Это была не тройка… тройка – это фигня, дело было в принципе. В том, что я промахнулся. Сын своего отца, предатель, я обманул доверие своей матери. И мне было и обидно и стыдно. Я прятал глаза и закусывал губы. Я ничего не мог ответить, потому что боялся. Как никого и никогда. Мой инстинкт самосохранения никогда не успевал забить тревогу вовремя, и броня не закрывала.
С Тошкой было чуть лучше, и я ходил к нему, чтобы просто помолчать.
Я знал, что сплю. Плавал в каком-то озере. Вода мягко скользила по расслабленному телу, она была лёгкая и прозрачная. Я видел свои медленно двигающиеся руки и ноги. Это был настоящий отдых. Спокойствие и тихая радость наполняли меня изнутри, и я стал погружаться в более глубокий сон. В сон, где я не знал, что сплю. В сон, где была реальность. Я проснулся утром в школу.
На перемене было шумно. Все суетились. Кто-то принёс на хвосте ужасную весть – химик опять решил устроить контрольную. Тошка тихо выругался и полез в рюкзак за тетрадкой, чтобы хоть одним глазком посмотреть на предыдущий урок. А я был готов.
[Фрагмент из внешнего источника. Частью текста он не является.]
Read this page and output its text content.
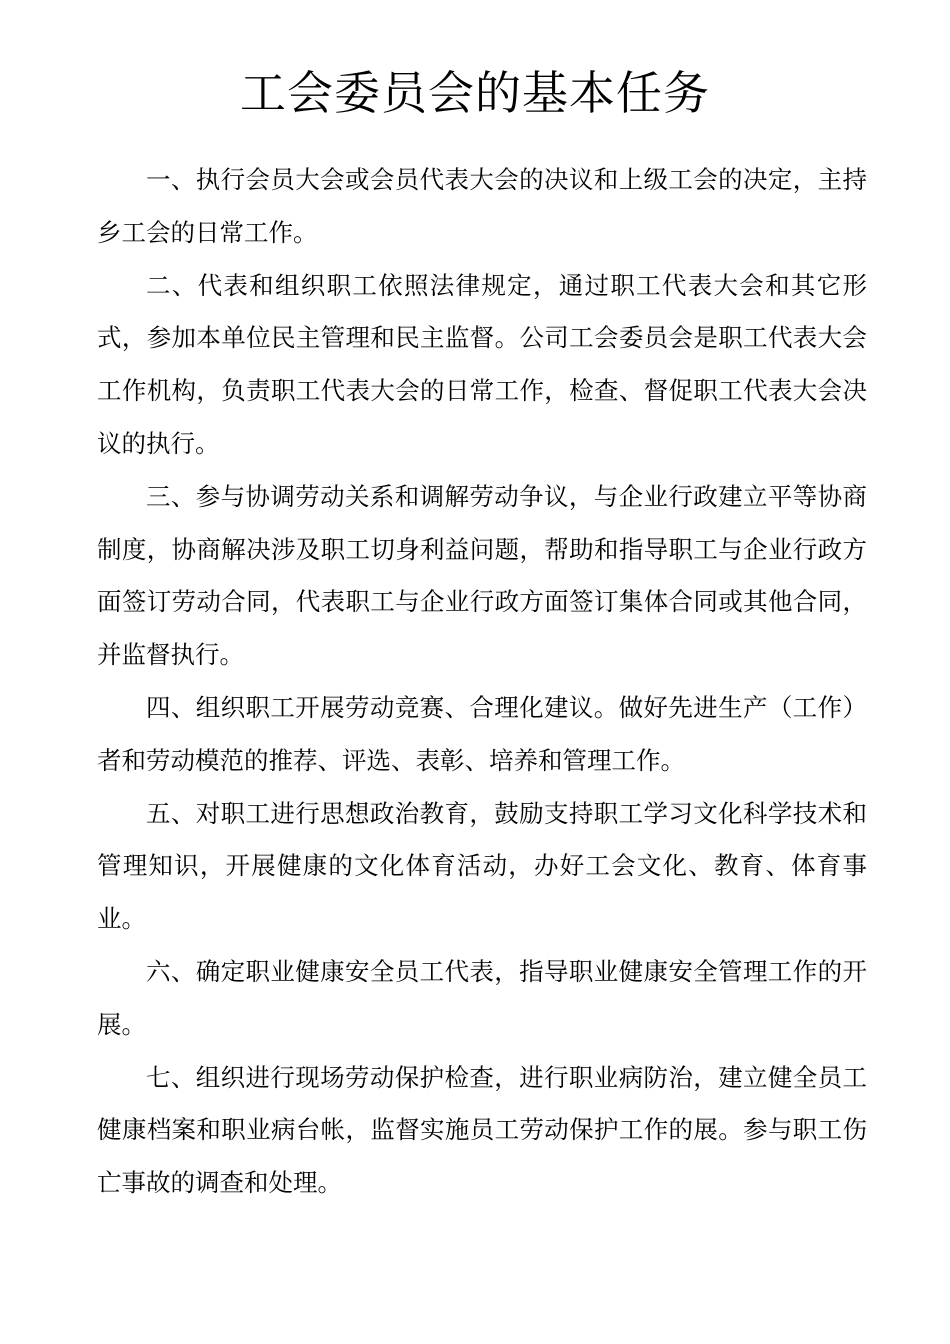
工会委员会的基本任务

一、执行会员大会或会员代表大会的决议和上级工会的决定，主持乡工会的日常工作。

二、代表和组织职工依照法律规定，通过职工代表大会和其它形式，参加本单位民主管理和民主监督。公司工会委员会是职工代表大会工作机构，负责职工代表大会的日常工作，检查、督促职工代表大会决议的执行。

三、参与协调劳动关系和调解劳动争议，与企业行政建立平等协商制度，协商解决涉及职工切身利益问题，帮助和指导职工与企业行政方面签订劳动合同，代表职工与企业行政方面签订集体合同或其他合同，并监督执行。

四、组织职工开展劳动竞赛、合理化建议。做好先进生产（工作）者和劳动模范的推荐、评选、表彰、培养和管理工作。

五、对职工进行思想政治教育，鼓励支持职工学习文化科学技术和管理知识，开展健康的文化体育活动，办好工会文化、教育、体育事业。

六、确定职业健康安全员工代表，指导职业健康安全管理工作的开展。

七、组织进行现场劳动保护检查，进行职业病防治，建立健全员工健康档案和职业病台帐，监督实施员工劳动保护工作的展。参与职工伤亡事故的调查和处理。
После скандала с матерью я всё-таки выучил методику решения задач с молями, поэтому где-то даже обрадовался предстоящей контрольной – исправлю позорную тройку, чтобы не быть похожим на своего подлого отца.
Звонок как всегда врезал по ушам с такой силой, что кто-то из девчонок даже взвизгнул от неожиданности. Это же надо такую сирену содержать! Никаких нервов не хватит переживать как минимум десять стрессов на дню.
Мы вошли в класс как положено, с левой ноги. Не дай бог ошибёшься! Получишь пару, как пить дать. Проверено опытным путём.
Задача попалась элементарная. Я ликовал, вальяжно выписывая решение каллиграфическим почерком. Умел я писать очень красиво, только всё время ленился, но раз уж такой случай, то почему бы нет.
Когда я писал ответ, услышал Тошкин голос. Он зачем-то громко назвал моё имя со своей первой парты. Вот же придурок! Химик отнимет листок и поставит двояк. Он на дух не переносил тех, кто нарушает дисциплину. Я поднял голову с уже подготовленным предостерегающим взглядом. Тошка что-то говорил шёпотом, но я не мог разобрать его невнятное бормотание.
- Напиши на бумажке, - практически на языке жестов попросил я, поводив в воздухе воображаемой ручкой по воображаемому листу.
Тошка отвернулся к своему невоображаемому листу с контрольной, достал откуда-то маркер, вырвал листок из тетради и стал на нём что-то размашисто писать. Я усмехнулся, ну совсем стыд потерял, дружище. Поставят пару, даже и думать нечего.
Я дописал ответ элементарной задачи, которая спасёт меня от всех бед, и посмотрел на Тошкину спину. Он вывел, как я понял по его движению, восклицательный знак и, повернувшись всем корпусом, поднял бумажку. Показал её всему классу. Сердце моё совершило бешеный скачок, и я захлебнулся в страхе.
«Я никому не скажу, что ты педик!» было написано на Тошиной бумажке.
Я проснулся от удушья и сильной боли в груди.